Well, like Jim said, the bands are darker now than in days gone by. Like I said, it looks legit to me. The bands can vary somewhat in shade.


----------



## Stinkdyr (Jun 19, 2009)

The Bock are not made in cuba, are they?
The others look real to me. But the proof is in the smoking.
How did they taste?


----------



## quo155 (Aug 10, 2010)

Stinkdyr said:


> The Bock are not made in cuba, are they?
> The others look real to me.

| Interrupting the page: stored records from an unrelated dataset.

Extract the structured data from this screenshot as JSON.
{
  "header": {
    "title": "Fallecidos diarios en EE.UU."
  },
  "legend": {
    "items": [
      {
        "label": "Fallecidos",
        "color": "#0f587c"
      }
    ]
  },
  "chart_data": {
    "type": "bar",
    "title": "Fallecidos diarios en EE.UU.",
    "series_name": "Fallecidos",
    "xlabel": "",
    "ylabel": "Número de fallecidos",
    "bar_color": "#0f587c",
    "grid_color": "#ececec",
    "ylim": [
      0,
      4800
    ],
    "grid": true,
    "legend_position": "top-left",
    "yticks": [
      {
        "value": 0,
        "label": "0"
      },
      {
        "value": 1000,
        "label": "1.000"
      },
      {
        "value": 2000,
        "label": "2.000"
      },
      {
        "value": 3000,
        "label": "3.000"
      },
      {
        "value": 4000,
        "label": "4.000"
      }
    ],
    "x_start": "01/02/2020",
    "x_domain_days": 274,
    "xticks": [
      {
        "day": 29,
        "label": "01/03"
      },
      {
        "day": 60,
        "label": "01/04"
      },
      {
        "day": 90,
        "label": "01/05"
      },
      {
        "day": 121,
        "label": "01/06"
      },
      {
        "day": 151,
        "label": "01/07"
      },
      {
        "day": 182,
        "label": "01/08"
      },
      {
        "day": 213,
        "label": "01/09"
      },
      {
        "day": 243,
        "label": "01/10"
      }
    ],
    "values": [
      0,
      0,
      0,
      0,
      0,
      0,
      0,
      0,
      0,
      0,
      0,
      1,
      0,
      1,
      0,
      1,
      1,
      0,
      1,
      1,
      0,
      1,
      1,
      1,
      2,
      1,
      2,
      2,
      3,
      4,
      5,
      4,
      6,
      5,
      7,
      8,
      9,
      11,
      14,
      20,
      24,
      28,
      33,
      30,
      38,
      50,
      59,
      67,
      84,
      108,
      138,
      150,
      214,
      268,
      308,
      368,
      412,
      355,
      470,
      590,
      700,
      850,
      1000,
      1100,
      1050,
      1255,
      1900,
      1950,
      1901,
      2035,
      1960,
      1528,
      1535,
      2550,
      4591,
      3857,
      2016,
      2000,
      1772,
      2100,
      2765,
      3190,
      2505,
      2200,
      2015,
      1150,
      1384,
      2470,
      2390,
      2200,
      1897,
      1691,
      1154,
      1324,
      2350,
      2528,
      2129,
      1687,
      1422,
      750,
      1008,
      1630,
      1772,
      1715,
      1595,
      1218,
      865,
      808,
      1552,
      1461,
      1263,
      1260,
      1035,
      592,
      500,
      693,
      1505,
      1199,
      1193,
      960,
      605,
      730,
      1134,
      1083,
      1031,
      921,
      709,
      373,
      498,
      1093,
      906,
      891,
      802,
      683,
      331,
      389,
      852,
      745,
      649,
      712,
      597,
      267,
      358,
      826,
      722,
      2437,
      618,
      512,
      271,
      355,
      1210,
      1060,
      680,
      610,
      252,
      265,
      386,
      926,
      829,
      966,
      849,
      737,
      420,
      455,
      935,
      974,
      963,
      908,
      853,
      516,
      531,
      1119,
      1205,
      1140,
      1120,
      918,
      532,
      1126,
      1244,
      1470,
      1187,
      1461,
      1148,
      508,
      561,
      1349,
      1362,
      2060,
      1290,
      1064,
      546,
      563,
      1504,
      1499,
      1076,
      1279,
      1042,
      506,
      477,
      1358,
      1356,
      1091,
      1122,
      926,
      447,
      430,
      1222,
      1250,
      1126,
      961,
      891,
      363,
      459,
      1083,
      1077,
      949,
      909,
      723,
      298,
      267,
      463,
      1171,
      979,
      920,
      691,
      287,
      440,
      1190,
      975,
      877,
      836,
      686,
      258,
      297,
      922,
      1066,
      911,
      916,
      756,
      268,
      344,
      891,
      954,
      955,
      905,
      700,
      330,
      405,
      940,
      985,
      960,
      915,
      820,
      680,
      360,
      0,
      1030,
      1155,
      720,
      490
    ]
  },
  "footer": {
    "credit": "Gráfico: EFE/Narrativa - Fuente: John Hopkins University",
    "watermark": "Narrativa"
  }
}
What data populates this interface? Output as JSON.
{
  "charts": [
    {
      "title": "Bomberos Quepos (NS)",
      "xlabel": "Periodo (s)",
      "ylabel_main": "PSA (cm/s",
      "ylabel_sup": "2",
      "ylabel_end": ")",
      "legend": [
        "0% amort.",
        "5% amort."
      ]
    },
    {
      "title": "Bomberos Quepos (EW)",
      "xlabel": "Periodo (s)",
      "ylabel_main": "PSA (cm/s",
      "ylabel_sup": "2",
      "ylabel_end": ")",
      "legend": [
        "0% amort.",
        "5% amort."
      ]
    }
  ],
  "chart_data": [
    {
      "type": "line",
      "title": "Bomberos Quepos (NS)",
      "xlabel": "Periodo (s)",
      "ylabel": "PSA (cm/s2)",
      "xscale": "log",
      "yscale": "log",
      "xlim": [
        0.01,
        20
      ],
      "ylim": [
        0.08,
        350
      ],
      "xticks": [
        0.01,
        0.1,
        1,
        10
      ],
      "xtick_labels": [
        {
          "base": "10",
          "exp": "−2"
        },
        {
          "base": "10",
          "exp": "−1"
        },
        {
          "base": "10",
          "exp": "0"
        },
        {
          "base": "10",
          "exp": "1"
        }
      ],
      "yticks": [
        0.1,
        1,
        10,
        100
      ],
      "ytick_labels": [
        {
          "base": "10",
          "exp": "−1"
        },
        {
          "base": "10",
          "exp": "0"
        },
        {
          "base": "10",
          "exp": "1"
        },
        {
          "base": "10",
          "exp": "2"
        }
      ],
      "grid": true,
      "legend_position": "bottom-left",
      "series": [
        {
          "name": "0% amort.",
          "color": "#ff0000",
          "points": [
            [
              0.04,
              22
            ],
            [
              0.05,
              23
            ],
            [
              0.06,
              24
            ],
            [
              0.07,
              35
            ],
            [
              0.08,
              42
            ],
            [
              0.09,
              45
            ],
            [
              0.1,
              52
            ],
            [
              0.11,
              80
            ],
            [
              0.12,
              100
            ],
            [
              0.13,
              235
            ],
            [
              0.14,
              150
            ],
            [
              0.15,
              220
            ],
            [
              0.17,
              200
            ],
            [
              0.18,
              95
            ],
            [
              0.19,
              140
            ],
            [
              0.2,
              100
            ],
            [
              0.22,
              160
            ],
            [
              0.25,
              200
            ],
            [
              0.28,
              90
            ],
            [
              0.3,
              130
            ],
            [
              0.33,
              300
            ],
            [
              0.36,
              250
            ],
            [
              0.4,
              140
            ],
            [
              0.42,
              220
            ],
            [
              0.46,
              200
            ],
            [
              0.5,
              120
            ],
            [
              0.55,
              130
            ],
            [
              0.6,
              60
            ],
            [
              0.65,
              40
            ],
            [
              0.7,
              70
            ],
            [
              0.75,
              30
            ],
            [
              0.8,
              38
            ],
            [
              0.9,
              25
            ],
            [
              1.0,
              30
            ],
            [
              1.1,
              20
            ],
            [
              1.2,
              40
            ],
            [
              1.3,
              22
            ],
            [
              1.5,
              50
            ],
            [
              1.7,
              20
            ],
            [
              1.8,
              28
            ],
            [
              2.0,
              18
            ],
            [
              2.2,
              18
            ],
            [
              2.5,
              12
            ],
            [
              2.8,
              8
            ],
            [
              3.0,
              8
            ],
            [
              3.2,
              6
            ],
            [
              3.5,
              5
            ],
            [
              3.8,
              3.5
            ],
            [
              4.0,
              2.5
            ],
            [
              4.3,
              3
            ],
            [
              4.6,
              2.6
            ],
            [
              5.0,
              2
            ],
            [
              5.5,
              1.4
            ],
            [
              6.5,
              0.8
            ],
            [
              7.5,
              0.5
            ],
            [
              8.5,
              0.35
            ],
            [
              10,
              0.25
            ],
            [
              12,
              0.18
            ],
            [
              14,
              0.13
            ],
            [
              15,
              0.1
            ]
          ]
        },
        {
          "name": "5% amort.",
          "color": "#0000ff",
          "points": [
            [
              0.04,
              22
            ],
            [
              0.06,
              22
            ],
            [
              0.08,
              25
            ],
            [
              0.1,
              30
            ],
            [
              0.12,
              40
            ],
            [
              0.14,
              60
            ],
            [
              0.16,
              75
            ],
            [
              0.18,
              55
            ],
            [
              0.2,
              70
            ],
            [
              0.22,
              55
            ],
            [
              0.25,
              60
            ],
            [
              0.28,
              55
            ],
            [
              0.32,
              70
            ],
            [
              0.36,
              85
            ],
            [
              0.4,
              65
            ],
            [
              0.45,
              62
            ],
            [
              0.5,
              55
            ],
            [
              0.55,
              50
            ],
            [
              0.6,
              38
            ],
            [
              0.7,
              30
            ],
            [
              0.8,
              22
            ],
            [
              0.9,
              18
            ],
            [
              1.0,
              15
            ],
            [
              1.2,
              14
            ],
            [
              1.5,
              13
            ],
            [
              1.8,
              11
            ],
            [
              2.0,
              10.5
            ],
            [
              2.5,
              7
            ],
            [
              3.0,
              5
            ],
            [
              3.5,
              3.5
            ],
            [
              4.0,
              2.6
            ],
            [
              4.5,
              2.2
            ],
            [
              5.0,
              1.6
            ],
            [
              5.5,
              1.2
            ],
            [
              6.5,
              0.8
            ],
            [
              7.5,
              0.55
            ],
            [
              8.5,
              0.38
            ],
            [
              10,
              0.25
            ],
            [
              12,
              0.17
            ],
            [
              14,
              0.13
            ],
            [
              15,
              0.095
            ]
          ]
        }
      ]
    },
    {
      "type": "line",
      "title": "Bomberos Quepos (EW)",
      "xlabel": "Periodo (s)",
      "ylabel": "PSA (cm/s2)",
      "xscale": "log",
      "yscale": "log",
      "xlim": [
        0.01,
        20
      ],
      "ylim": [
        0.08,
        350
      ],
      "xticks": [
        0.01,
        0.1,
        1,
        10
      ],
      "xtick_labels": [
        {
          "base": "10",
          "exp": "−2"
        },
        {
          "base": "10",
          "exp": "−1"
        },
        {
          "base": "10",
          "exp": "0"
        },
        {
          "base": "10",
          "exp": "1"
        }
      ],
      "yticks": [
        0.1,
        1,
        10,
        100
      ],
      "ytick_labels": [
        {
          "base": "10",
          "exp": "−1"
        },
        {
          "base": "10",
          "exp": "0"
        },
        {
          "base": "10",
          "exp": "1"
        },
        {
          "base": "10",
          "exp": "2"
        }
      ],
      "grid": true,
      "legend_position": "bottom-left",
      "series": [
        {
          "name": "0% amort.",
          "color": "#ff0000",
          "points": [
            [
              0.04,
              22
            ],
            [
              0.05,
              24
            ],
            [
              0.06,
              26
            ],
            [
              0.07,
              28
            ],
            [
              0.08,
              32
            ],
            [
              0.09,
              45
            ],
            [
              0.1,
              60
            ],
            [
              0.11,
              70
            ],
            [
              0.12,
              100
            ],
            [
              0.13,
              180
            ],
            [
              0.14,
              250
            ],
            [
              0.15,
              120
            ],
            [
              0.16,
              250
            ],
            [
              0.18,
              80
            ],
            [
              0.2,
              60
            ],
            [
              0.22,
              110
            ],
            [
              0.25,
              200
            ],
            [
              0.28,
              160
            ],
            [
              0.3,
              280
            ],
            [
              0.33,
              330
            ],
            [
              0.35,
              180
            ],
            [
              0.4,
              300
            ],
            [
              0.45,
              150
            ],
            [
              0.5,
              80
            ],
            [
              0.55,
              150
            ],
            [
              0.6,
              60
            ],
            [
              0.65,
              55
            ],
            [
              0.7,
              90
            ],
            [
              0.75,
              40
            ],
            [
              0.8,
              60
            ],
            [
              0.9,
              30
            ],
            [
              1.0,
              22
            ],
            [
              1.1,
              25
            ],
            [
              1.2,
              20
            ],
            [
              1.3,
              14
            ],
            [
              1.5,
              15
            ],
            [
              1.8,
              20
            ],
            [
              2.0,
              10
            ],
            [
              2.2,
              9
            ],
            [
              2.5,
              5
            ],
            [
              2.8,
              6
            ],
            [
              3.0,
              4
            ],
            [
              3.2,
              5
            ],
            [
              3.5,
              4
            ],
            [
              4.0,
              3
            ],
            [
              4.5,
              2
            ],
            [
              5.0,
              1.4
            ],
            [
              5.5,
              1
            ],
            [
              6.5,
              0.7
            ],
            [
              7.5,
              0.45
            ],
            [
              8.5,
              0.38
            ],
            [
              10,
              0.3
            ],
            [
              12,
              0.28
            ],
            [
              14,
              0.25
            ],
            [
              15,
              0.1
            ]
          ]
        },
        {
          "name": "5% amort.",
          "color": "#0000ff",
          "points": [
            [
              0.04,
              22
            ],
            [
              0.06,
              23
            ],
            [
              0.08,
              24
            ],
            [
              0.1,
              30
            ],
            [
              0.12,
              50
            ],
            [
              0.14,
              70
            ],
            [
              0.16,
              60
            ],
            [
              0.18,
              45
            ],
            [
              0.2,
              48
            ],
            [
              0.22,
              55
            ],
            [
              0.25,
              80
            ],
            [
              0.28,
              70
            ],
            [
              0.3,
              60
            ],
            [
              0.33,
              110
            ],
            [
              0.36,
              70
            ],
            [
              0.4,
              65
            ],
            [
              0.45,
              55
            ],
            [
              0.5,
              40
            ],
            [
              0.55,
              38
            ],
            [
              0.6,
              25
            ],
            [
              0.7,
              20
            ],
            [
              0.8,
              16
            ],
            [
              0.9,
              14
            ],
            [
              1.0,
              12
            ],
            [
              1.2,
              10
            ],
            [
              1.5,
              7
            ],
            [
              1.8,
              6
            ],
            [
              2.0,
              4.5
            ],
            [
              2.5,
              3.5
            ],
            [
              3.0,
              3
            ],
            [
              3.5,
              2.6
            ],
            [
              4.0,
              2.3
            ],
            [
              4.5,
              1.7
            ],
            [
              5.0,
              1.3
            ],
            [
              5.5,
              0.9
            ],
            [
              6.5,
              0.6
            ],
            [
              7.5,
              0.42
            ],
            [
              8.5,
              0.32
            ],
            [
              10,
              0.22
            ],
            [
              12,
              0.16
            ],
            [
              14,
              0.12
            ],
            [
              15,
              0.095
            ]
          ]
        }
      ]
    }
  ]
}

But the proof is in the smoking.
> How did they taste?


I have not smoked any of these yet...but looking to try them all pretty soon!

We will see...how that pudding tastes...NC or CC...


----------



## Habano (Jul 5, 2010)

quo155 said:


> I have not smoked any of these yet...but looking to try them all pretty soon!
> 
> We will see...how that pudding tastes...NC or CC...


Once you get a lot of CC pudding, you may find yourself never going back to the NC pudding.


----------



## quo155 (Aug 10, 2010)

Starbuck said:


> Once you get a lot of CC pudding, you may find yourself never going back to the NC pudding.


That's what I hear...and I am looking forward to new "pudding"...just letting them rest a little...then I will review the Fake CC's and CC's here...(That is if the fakes don't kill me first!)


----------